Pulling all content together into a curated destination can go a long way towards ensuring that viewers are able to discover related topics, and the use of recommendation engines can help them explore new areas of interest.

However, if the goal of the content is to live on well after the event has concluded, it is important to dedicate resources to monitoring how users are engaging with it. On-demand content will generally lack the interaction options that were available during the live session, but the content itself is still likely to raise questions. Ensure that the opportunity to post questions remains open, and that resources are dedicated to monitoring and answering these queries as they arrive.

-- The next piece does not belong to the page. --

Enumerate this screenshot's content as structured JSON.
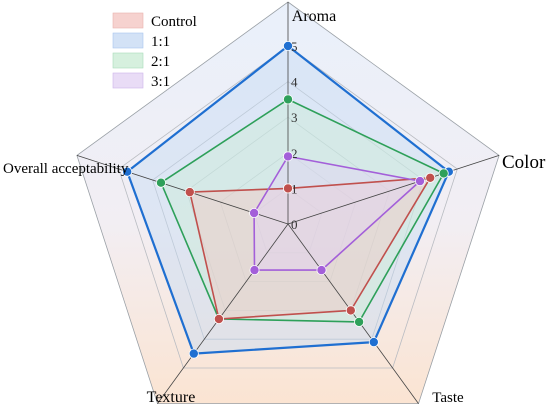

Just like the live event, the on-demand version should be a lively and dynamic space, not a stale and dusty content museum.

Use the data

Like all digital tools, online conference platforms offer a range of possibilities for measuring user behaviour. And unlike a conference evaluation form, they can take these readings in real time. When matched up against the log-in details of attendees they can therefor create an accurate representation of their behaviour and interests.

The number of minutes a person watches, sessions they attend, the questions they ask and the comments they leave in the social stream can all provide strong indicators of engagement and interest, and can prove especially helpful for lead-scoring and other follow-up actions.